Most hourly workers would join a union if given the chance, survey says
• Union interest may be on the upswing in the U.S. An August 2022 report from Jobcase suggests 70% of nonunion “skilled and hourly workers” in the U.S. would consider joining a union if given the opportunity.
• Breaking it down by generation, Jobcase suggests that millennials are most likely to flirt with the idea of joining a union: 76% of millennial respondents said they’d be likely to vote for union membership, compared to to 73% of Gen Zers surveyed, 66% of Gen Xers surveyed and 62% of baby boomers surveyed.
• Why are people thinking about union membership? More than half would have their sights on higher pay (57%) and improved benefits packages (56%). About half (49%) said they’d be interested in better job protections. Gen Z was most likely to say the prospect of improving their hours and schedule would draw them to join a union.
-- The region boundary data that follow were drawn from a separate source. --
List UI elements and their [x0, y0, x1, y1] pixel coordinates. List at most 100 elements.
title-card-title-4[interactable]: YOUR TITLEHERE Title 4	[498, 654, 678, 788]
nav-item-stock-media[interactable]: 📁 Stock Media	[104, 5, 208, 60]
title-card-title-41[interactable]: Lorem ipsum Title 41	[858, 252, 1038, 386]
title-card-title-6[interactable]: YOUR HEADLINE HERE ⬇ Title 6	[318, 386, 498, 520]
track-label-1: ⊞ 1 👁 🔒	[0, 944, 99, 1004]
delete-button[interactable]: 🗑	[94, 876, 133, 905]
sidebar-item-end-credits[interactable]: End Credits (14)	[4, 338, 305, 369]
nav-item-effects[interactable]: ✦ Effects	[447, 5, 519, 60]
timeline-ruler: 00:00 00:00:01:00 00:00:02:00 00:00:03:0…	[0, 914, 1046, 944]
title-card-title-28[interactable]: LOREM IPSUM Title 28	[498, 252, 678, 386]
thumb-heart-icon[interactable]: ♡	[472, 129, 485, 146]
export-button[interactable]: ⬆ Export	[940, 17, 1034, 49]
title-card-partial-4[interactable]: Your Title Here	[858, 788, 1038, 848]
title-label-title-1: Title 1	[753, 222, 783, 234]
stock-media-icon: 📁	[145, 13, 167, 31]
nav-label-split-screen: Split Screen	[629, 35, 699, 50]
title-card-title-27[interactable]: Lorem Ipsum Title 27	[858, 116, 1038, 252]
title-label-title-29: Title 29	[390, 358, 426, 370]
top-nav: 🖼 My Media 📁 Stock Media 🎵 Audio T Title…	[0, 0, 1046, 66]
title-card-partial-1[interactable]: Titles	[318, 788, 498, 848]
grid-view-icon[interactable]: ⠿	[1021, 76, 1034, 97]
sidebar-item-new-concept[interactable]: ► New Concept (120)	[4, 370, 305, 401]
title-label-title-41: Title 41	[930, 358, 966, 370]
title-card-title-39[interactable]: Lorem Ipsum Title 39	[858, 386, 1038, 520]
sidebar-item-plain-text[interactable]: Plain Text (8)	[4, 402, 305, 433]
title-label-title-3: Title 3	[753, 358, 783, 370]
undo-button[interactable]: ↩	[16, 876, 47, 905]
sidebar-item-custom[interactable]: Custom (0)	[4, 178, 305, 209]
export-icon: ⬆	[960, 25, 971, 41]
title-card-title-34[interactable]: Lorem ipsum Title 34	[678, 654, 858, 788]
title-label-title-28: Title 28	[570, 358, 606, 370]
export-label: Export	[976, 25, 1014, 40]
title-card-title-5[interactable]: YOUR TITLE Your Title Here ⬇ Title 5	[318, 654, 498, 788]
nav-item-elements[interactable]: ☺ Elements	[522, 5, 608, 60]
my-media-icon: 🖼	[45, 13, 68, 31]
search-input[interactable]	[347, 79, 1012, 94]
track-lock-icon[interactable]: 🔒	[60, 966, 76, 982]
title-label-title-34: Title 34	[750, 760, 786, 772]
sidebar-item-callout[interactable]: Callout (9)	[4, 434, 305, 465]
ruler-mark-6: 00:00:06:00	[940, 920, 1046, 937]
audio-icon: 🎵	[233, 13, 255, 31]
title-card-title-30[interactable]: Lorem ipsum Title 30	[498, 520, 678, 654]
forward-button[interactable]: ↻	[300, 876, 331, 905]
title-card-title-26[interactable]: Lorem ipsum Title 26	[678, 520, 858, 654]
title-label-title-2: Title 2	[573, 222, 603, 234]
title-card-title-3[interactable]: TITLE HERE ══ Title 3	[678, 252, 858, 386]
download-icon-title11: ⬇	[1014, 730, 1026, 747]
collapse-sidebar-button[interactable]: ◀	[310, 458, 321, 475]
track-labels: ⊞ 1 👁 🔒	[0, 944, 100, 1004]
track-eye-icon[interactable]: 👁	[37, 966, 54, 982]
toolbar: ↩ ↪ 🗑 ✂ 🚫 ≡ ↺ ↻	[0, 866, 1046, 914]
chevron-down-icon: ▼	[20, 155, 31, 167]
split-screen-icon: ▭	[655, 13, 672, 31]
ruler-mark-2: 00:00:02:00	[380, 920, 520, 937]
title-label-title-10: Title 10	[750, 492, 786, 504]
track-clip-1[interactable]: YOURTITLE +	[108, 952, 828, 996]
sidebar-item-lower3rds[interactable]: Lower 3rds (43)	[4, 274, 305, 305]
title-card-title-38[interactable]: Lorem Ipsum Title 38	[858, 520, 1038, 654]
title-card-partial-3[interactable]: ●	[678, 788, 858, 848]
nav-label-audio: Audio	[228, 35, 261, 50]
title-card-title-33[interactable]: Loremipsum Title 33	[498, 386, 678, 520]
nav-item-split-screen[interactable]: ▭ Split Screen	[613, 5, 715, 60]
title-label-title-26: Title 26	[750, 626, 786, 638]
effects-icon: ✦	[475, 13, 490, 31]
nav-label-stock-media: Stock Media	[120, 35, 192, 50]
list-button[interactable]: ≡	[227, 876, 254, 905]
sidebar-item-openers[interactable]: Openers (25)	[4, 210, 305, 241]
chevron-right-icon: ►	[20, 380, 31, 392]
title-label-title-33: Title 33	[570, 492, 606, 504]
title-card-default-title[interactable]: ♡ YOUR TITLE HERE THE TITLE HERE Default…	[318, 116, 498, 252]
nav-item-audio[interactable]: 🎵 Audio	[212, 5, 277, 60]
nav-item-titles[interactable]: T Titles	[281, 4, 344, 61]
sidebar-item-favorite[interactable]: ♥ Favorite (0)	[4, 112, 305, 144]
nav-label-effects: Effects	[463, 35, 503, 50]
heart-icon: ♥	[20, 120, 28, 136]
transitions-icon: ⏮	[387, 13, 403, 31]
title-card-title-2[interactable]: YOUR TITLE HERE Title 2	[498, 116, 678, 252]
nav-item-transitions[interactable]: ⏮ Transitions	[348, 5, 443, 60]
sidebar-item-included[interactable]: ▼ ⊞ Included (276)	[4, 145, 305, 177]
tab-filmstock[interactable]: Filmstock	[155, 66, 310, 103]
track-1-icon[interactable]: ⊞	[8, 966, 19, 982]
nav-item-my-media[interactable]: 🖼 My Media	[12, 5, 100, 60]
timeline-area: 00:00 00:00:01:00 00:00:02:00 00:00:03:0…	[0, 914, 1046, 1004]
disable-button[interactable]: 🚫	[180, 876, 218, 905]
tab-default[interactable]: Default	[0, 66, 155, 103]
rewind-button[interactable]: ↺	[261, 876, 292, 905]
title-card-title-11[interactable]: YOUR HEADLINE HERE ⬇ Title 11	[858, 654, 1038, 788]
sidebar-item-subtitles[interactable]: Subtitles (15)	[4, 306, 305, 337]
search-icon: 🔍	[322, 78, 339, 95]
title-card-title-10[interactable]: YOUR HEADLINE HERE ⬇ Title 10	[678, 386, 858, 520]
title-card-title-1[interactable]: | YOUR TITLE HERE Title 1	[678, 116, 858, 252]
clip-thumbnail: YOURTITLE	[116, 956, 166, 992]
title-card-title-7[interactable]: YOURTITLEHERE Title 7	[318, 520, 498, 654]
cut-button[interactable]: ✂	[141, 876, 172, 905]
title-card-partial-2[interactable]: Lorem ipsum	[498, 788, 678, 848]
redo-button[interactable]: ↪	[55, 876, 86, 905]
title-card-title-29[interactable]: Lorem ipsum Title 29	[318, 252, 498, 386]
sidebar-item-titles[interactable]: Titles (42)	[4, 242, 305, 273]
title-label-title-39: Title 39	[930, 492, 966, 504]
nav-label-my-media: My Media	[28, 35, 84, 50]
In its report, Jobcase notes a decadeslong, downward trend in union activity, which makes these findings from June and July 2022 notable. Researchers for the talent platform found that of the “non-union U.S. skilled and hourly workers” surveyed this summer, 41% are more likely to consider joining a union now than 3 years ago. Data from Gallup and Pew Research Center also support the idea that, since the pandemic, the ice of union disinterest is thawing.
In 2021, Gallup’s audit of union approval rates throughout the 20th and 21st century found that approval of labor unions were at their highest point that year (68%) since 1965 (71%).